Wird eine erneute Kandidatur von Chávez möglich?

(Havanna, 07. Januar 2009, prensa latina).- In Venezuela wird ein weiterer Anlauf genommen, die unbegrenzte Wiederwahl des Präsidenten zu ermöglichen. Mittels eines Referendums, das derzeit vorbereitet wird, soll jedoch nicht nur darüber entschieden werden, ob sich der Präsdent des Landes unbegrenzt zur Wiederwahl stellen kann, auch für die Gouverneure, Bürgermeister und Abgeordnete der nationalen und regionalen Parlamente soll die neue Regelung gelten.

Der Änderungsvorschlag, der die Bergrenzung, nur zwei mal für das Amt des Präsidenten kandidieren zu können, aufheben will, wurde von der Nationalversammlung bereits in erster Lesung angenommen. Der Text für den Änderungsvorschlag muss noch eine weitere Lesung in der Nationalversammlung passieren, bevor er der Bevölkerung als Text eines landesweiten Referendums vorgelegt werden kann. Diese Entscheidung wird noch für den Januar erwartet.

Zuvor hatte der venezolanische Präsident Hugo Chávez angeregt, die von den Abgeordneten der Vereinten Sozialistischen Partei Venezuelas PSUV (Partido Socialista Unido de Venezuela) vorgeschlagene unbegrenzte Wiederwahl auf alle öffentlich gewählten Ämter auszudehnen.

Nach Ansicht seiner Anhänger*innen ist eine Wiederwahl des derzeitigen Präsidenten notwendig, damit die sich zur Zeit im Prozess befindenden gesellschaftlichen Transformationen erfolgreich zu Ende geführt werden können. Sollte der Vorschlag zur Gesetzesänderung Zustimmung finden und von der Bevölkerung positiv beschieden werden, kann sich Chávez bei den nächsten Präsidentschaftswahlen im Jahr 2012 erneut zur Wahl stellen.

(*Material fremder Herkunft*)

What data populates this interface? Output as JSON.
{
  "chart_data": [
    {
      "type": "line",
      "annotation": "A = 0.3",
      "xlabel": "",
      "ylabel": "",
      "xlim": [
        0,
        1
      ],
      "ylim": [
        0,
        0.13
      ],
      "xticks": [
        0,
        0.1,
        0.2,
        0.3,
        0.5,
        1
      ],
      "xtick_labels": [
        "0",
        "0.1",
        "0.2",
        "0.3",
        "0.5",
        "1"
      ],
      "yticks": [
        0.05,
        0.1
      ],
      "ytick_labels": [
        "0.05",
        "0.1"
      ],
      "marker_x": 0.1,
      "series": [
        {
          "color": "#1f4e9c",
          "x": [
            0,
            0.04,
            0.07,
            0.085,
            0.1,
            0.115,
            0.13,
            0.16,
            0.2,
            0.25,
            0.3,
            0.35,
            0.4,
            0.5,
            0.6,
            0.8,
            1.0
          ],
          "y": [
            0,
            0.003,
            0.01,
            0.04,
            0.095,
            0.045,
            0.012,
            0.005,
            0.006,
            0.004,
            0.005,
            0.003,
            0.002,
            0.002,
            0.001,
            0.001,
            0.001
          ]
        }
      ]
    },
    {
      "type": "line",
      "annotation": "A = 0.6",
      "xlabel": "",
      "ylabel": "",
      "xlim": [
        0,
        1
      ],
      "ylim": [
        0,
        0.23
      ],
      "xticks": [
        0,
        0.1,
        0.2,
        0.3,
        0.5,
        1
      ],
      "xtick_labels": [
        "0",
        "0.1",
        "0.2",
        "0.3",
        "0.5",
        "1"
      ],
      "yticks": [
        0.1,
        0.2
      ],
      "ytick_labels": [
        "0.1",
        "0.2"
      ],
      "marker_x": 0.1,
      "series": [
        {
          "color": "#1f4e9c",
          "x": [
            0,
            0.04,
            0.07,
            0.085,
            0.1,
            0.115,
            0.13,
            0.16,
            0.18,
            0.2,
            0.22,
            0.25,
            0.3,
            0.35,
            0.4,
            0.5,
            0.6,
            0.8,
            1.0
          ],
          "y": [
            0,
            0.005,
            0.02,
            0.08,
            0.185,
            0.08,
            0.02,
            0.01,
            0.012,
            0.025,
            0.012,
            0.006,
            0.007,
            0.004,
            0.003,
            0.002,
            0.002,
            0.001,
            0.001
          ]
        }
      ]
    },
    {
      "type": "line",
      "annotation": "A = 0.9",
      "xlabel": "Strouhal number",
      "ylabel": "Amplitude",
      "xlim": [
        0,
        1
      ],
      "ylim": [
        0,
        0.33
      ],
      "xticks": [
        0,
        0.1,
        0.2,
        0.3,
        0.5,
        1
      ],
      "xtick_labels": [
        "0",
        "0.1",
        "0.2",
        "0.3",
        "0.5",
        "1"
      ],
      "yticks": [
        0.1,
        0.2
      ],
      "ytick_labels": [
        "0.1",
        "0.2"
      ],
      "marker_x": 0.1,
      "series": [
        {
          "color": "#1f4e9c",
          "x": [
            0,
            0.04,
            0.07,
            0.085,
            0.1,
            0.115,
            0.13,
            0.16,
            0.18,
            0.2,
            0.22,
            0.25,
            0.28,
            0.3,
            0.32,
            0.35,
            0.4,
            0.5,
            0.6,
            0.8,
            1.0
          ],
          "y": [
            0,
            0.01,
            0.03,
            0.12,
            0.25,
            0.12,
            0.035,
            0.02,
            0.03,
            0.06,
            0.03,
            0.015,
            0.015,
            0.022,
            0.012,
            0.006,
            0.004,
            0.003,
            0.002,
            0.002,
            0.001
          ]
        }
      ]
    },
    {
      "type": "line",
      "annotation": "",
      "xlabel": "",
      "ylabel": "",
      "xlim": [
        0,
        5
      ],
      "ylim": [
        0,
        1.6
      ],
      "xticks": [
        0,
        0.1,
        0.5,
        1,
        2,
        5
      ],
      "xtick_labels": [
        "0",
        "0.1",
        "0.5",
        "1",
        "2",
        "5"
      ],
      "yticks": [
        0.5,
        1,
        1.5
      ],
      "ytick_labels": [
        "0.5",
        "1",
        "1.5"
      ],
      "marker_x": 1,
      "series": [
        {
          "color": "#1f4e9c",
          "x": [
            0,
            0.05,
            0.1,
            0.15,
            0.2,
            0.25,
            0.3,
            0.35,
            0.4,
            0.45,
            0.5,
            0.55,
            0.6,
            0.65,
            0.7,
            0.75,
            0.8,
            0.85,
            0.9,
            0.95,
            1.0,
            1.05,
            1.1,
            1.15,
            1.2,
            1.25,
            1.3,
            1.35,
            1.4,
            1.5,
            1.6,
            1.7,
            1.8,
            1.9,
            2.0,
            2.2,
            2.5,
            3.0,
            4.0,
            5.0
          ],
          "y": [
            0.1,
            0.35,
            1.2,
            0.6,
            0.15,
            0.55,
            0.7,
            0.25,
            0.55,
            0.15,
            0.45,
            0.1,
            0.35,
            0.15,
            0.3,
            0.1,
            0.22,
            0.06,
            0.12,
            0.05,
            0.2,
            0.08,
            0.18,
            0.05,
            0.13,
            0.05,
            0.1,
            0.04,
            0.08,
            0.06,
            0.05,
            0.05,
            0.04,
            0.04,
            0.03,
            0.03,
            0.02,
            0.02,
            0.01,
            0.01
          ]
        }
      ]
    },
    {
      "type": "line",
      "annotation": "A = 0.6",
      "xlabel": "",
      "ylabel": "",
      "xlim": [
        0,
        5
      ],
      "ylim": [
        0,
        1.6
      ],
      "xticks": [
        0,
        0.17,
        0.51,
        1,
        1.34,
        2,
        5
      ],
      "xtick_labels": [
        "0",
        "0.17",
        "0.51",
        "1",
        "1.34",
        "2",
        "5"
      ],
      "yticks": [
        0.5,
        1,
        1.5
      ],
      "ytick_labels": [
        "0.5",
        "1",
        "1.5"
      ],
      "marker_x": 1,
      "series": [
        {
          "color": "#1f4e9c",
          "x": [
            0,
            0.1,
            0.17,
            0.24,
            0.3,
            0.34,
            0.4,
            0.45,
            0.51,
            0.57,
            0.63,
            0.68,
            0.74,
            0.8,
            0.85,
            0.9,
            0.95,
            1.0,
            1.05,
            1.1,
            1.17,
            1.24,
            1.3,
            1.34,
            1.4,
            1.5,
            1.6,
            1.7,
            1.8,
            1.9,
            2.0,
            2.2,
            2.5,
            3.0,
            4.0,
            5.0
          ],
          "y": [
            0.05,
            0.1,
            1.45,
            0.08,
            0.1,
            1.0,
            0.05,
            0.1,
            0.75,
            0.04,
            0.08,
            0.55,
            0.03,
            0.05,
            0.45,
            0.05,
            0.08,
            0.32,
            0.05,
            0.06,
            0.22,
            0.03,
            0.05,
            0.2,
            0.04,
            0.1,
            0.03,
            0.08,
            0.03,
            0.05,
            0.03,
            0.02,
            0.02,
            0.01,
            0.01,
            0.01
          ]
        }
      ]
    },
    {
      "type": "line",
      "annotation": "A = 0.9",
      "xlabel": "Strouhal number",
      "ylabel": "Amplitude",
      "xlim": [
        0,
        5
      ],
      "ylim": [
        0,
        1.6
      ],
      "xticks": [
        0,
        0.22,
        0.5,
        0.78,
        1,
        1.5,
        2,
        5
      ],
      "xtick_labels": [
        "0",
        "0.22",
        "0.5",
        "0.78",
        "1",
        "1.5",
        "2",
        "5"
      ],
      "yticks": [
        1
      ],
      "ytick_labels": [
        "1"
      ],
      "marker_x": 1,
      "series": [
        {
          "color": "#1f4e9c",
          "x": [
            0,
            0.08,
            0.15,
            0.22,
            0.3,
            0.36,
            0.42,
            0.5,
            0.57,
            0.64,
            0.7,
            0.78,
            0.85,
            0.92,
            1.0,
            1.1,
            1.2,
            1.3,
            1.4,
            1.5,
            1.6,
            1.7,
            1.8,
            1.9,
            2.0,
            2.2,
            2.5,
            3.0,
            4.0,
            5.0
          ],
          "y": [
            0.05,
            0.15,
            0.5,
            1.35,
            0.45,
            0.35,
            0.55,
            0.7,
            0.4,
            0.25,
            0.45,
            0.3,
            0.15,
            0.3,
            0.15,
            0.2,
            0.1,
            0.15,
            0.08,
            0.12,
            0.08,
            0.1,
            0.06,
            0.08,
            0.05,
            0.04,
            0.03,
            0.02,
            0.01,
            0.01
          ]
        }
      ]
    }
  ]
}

Die Opposition, die sich von Anfang an entschieden gegen die Wiederwahl-Initiative gestellt hatte, erklärte, das Referendum verletze die politischen Rechte der Bevölkerung, falls der Vorschlag erweitert und nur in einer einzigen Frage formuliert werde.

Der Vorsitzende des Wahlgremiums, Germán Yépez, hielt dagegen, die Volksabstimmung könne sehr wohl nur eine einzige Frage zum Gegenstand haben, die Verfassung beinhalte die Möglichkeit zur Änderung eines oder mehrerer Artikel, lege aber nicht fest, ob dazu eine oder mehrere Fragen formuliert werden müssten.

Die Kampagne für eine Wiederwahlmöglichkeit des Präsidenten war Anfang Dezember 2008 eingeleitet worden.